Shelby County invoked multiple times in Supreme Court’s opinion on California pork regulation

It’s a case about the dormant commerce clause and California’s power to prohibit the in-state sale of pork that comes from conditions California deems cruel. But the Supreme Court’s decision last week in National Pork Producers Council v. Ross had multiple invocations of Shelby County v. Holder and its statements on “equal sovereignty.”

From III-B of the opinion, written by Justice Gorsuch, and joined by Justices Thomas, Sotomayor, Kagan, and Barrett:

To resolve disputes about the reach of one State’s power, this Court has long consulted original and historical understandings of the Constitution’s structure and the principles of “sovereignty and comity” it embraces. BMW of North America, Inc. v. Gore, 517 U. S. 559, 572 (1996). This Court has invoked as well a number of the Constitution’s express provisions—including “the Due Process Clause and the Full Faith and Credit Clause.” Phillips Petroleum Co. v. Shutts, 472 U. S. 797, 818 (1985). The antidiscrimination principle found in our dormant Commerce Clause cases may well represent one more effort to mediate competing claims of sovereign authority under our horizontal separation of powers. But none of this means, as petitioners suppose, that any question about the ability of a State to project its power extraterritorially must yield to an “almost per se” rule under the dormant Commerce Clause. This Court has never before claimed so much “ground for judicial supremacy under the banner of the dormant Commerce Clause.” United Haulers Assn., Inc. v. Oneida-Herkimer Solid Waste Management Authority, 550 U. S. 330, 347 (2007). We see no reason to change course now.[n.1]
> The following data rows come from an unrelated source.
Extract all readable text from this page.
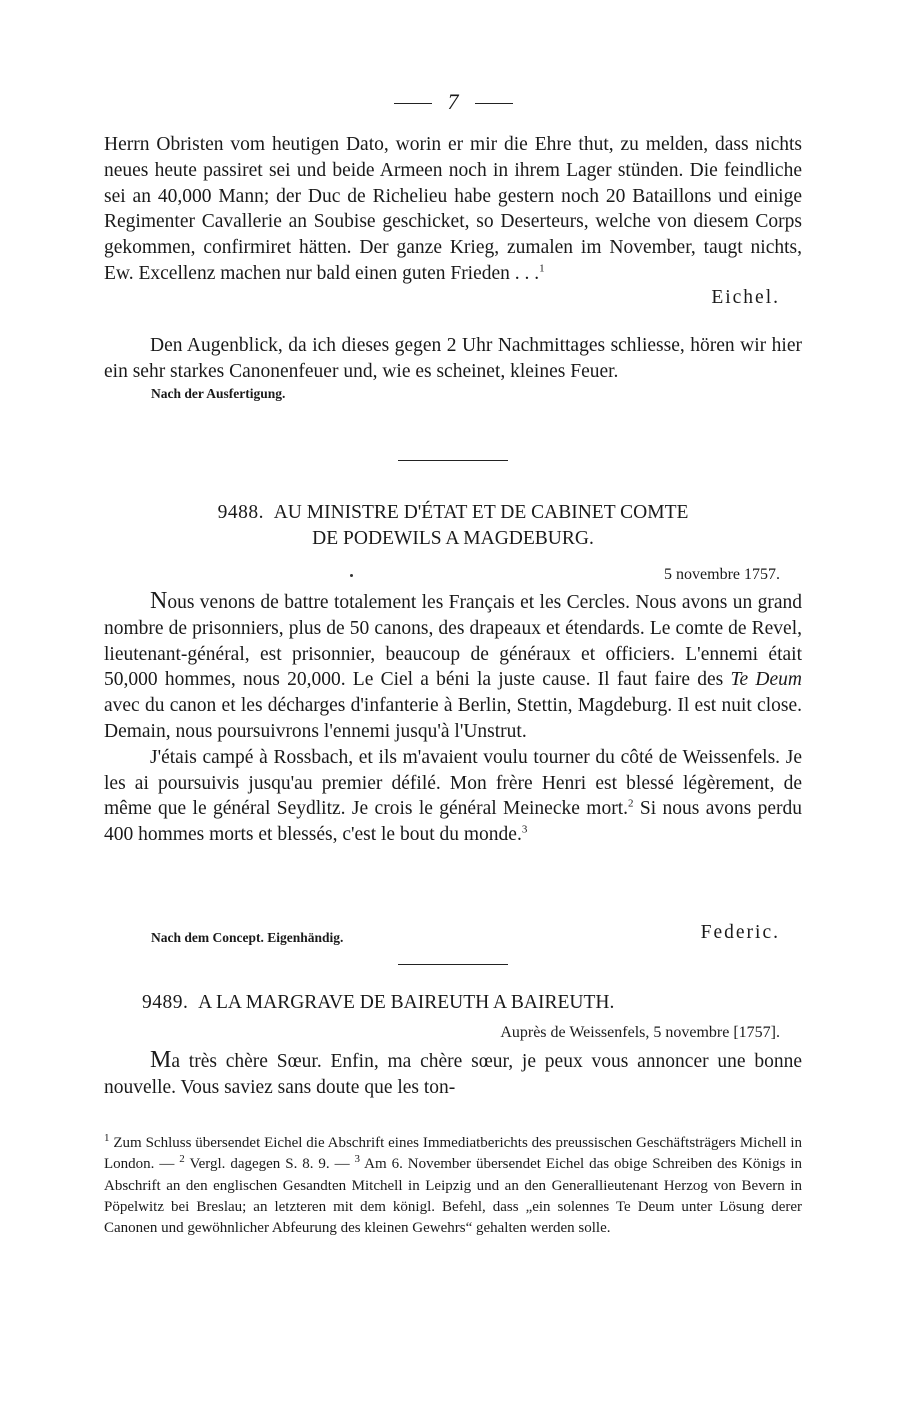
7

Herrn Obristen vom heutigen Dato, worin er mir die Ehre thut, zu melden, dass nichts neues heute passiret sei und beide Armeen noch in ihrem Lager stünden. Die feindliche sei an 40,000 Mann; der Duc de Richelieu habe gestern noch 20 Bataillons und einige Regimenter Cavallerie an Soubise geschicket, so Deserteurs, welche von diesem Corps gekommen, confirmiret hätten. Der ganze Krieg, zumalen im November, taugt nichts, Ew. Excellenz machen nur bald einen guten Frieden . . .$^1$

Eichel.

Den Augenblick, da ich dieses gegen 2 Uhr Nachmittages schliesse, hören wir hier ein sehr starkes Canonenfeuer und, wie es scheinet, kleines Feuer.

Nach der Ausfertigung.

9488. AU MINISTRE D'ÉTAT ET DE CABINET COMTE
DE PODEWILS A MAGDEBURG.

5 novembre 1757.

Nous venons de battre totalement les Français et les Cercles. Nous avons un grand nombre de prisonniers, plus de 50 canons, des drapeaux et étendards. Le comte de Revel, lieutenant-général, est prisonnier, beaucoup de généraux et officiers. L'ennemi était 50,000 hommes, nous 20,000. Le Ciel a béni la juste cause. Il faut faire des Te Deum avec du canon et les décharges d'infanterie à Berlin, Stettin, Magdeburg. Il est nuit close. Demain, nous poursuivrons l'ennemi jusqu'à l'Unstrut.

J'étais campé à Rossbach, et ils m'avaient voulu tourner du côté de Weissenfels. Je les ai poursuivis jusqu'au premier défilé. Mon frère Henri est blessé légèrement, de même que le général Seydlitz. Je crois le général Meinecke mort.$^2$ Si nous avons perdu 400 hommes morts et blessés, c'est le bout du monde.$^3$

Nach dem Concept. Eigenhändig.	Federic.

9489. A LA MARGRAVE DE BAIREUTH A BAIREUTH.

Auprès de Weissenfels, 5 novembre [1757].

Ma très chère Sœur. Enfin, ma chère sœur, je peux vous annoncer une bonne nouvelle. Vous saviez sans doute que les ton-

$^1$ Zum Schluss übersendet Eichel die Abschrift eines Immediatberichts des preussischen Geschäftsträgers Michell in London. — $^2$ Vergl. dagegen S. 8. 9. — $^3$ Am 6. November übersendet Eichel das obige Schreiben des Königs in Abschrift an den englischen Gesandten Mitchell in Leipzig und an den Generallieutenant Herzog von Bevern in Pöpelwitz bei Breslau; an letzteren mit dem königl. Befehl, dass „ein solennes Te Deum unter Lösung derer Canonen und gewöhnlicher Abfeurung des kleinen Gewehrs“ gehalten werden solle.
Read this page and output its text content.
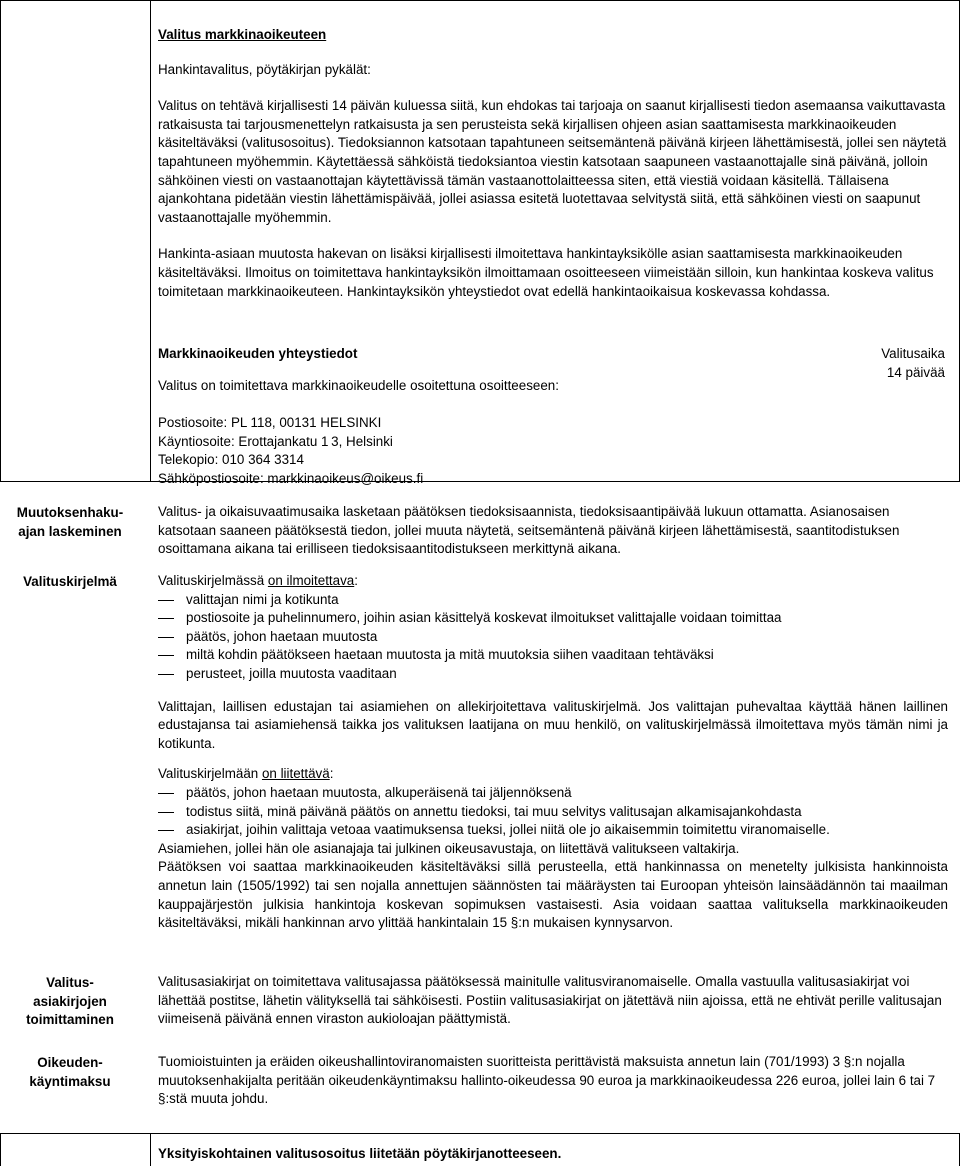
Valitus markkinaoikeuteen

Hankintavalitus, pöytäkirjan pykälät:

Valitus on tehtävä kirjallisesti 14 päivän kuluessa siitä, kun ehdokas tai tarjoaja on saanut kirjallisesti tiedon asemaansa vaikuttavasta ratkaisusta tai tarjousmenettelyn ratkaisusta ja sen perusteista sekä kirjallisen ohjeen asian saattamisesta markkinaoikeuden käsiteltäväksi (valitusosoitus). Tiedoksiannon katsotaan tapahtuneen seitsemäntenä päivänä kirjeen lähettämisestä, jollei sen näytetä tapahtuneen myöhemmin. Käytettäessä sähköistä tiedoksiantoa viestin katsotaan saapuneen vastaanottajalle sinä päivänä, jolloin sähköinen viesti on vastaanottajan käytettävissä tämän vastaanottolaitteessa siten, että viestiä voidaan käsitellä. Tällaisena ajankohtana pidetään viestin lähettämispäivää, jollei asiassa esitetä luotettavaa selvitystä siitä, että sähköinen viesti on saapunut vastaanottajalle myöhemmin.

Hankinta-asiaan muutosta hakevan on lisäksi kirjallisesti ilmoitettava hankintayksikölle asian saattamisesta markkinaoikeuden käsiteltäväksi. Ilmoitus on toimitettava hankintayksikön ilmoittamaan osoitteeseen viimeistään silloin, kun hankintaa koskeva valitus toimitetaan markkinaoikeuteen. Hankintayksikön yhteystiedot ovat edellä hankintaoikaisua koskevassa kohdassa.

Markkinaoikeuden yhteystiedot	Valitusaika
14 päivää
Valitus on toimitettava markkinaoikeudelle osoitettuna osoitteeseen:

Postiosoite: PL 118, 00131 HELSINKI

Käyntiosoite: Erottajankatu 1 3, Helsinki

Telekopio: 010 364 3314

Sähköpostiosoite: markkinaoikeus@oikeus.fi

Muutoksenhaku-ajan laskeminen
Valitus- ja oikaisuvaatimusaika lasketaan päätöksen tiedoksisaannista, tiedoksisaantipäivää lukuun ottamatta. Asianosaisen katsotaan saaneen päätöksestä tiedon, jollei muuta näytetä, seitsemäntenä päivänä kirjeen lähettämisestä, saantitodistuksen osoittamana aikana tai erilliseen tiedoksisaantitodistukseen merkittynä aikana.
Valituskirjelmä	Valituskirjelmässä on ilmoitettava:

valittajan nimi ja kotikunta
postiosoite ja puhelinnumero, joihin asian käsittelyä koskevat ilmoitukset valittajalle voidaan toimittaa
päätös, johon haetaan muutosta
miltä kohdin päätökseen haetaan muutosta ja mitä muutoksia siihen vaaditaan tehtäväksi
perusteet, joilla muutosta vaaditaan

Valittajan, laillisen edustajan tai asiamiehen on allekirjoitettava valituskirjelmä. Jos valittajan puhevaltaa käyttää hänen laillinen edustajansa tai asiamiehensä taikka jos valituksen laatijana on muu henkilö, on valituskirjelmässä ilmoitettava myös tämän nimi ja kotikunta.

Valituskirjelmään on liitettävä:

päätös, johon haetaan muutosta, alkuperäisenä tai jäljennöksenä
todistus siitä, minä päivänä päätös on annettu tiedoksi, tai muu selvitys valitusajan alkamisajankohdasta
asiakirjat, joihin valittaja vetoaa vaatimuksensa tueksi, jollei niitä ole jo aikaisemmin toimitettu viranomaiselle.

Asiamiehen, jollei hän ole asianajaja tai julkinen oikeusavustaja, on liitettävä valitukseen valtakirja.

Päätöksen voi saattaa markkinaoikeuden käsiteltäväksi sillä perusteella, että hankinnassa on menetelty julkisista hankinnoista annetun lain (1505/1992) tai sen nojalla annettujen säännösten tai määräysten tai Euroopan yhteisön lainsäädännön tai maailman kauppajärjestön julkisia hankintoja koskevan sopimuksen vastaisesti. Asia voidaan saattaa valituksella markkinaoikeuden käsiteltäväksi, mikäli hankinnan arvo ylittää hankintalain 15 §:n mukaisen kynnysarvon.

Valitus-
asiakirjojen
toimittaminen
Valitusasiakirjat on toimitettava valitusajassa päätöksessä mainitulle valitusviranomaiselle. Omalla vastuulla valitusasiakirjat voi lähettää postitse, lähetin välityksellä tai sähköisesti. Postiin valitusasiakirjat on jätettävä niin ajoissa, että ne ehtivät perille valitusajan viimeisenä päivänä ennen viraston aukioloajan päättymistä.
Oikeuden-
käyntimaksu
Tuomioistuinten ja eräiden oikeushallintoviranomaisten suoritteista perittävistä maksuista annetun lain (701/1993) 3 §:n nojalla muutoksenhakijalta peritään oikeudenkäyntimaksu hallinto-oikeudessa 90 euroa ja markkinaoikeudessa 226 euroa, jollei lain 6 tai 7 §:stä muuta johdu.
Yksityiskohtainen valitusosoitus liitetään pöytäkirjanotteeseen.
[n.1:] 1Beyond Baldwin, Brown-Forman, and Healy, petitioners point to Edgar v. MITE Corp., 457 U. S. 624 (1982), as authority for the “almost per se” rule they propose. Invoking the dormant Commerce Clause, a plurality in that case declined to enforce an Illinois securities law that “directly regulate[d] transactions which [took] place . . . wholly outside the State”and involved individuals “having no connection with Illinois.” Id., at 641–643 (emphasis added). Some have questioned whether the state law at issue in Edgar posed a dormant Commerce Clause question as much as one testing the territorial limits of state authority under the Constitution’s horizontal separation of powers. See, e.g., D. Regan, Siamese Essays: (I) CTS Corp. v. Dynamics Corp. of America and Dormant Commerce Clause Doctrine; (II) Extraterritorial State Legislation, 85 Mich.L. Rev. 1865, 1875–1880, 1897–1902 (1987); cf. Shelby County v. Holder, 570 U. S. 529, 535 (2013) (“[A]ll States enjoy equal sovereignty”). But either way, the Edgar plurality opinion does not support the rule petitioners propose. That decision spoke to a law that directly regulated out-of-state transactions by those with no connection to the State. Petitioners do not allege those conditions exist here. To the contrary, they acknowledge that Proposition 12 regulates only products that companies choose to sell “within” California. Cal. Health & Safety Code Ann. §25990(b).

And in Part IV-D of the opinion (joined here only by Justices Thomas and Barrett), Gorsuch takes aim at Chief Justice Roberts’s opinion concurring in part and dissenting in part, invoking Shelby County (perhaps, in part, because Roberts wrote that opinion):

Seeking a way around that problem, the lead dissent stumbles into another. It suggests that the burdens of Proposition 12 are particularly “substantial” because California’s law “carr[ies] implications for producers as far flung as Indiana and North Carolina.” Why is that so? JUSTICE KAVANAUGH’s solo concurrence in part and dissent in part says the quiet part aloud: California’s market is so lucrative that almost any in-state measure will influence how out-of-state profit-maximizing firms choose to operate. But if that makes all the difference, it means voters in States with smaller markets are constitutionally entitled to greater authority to regulate instate sales than voters in States with larger markets. So much for the Constitution’s “fundamental principle of equal sovereignty among the States.” Shelby County v. Holder, 570 U. S. 529, 544 (2013) (internal quotation marks omitted).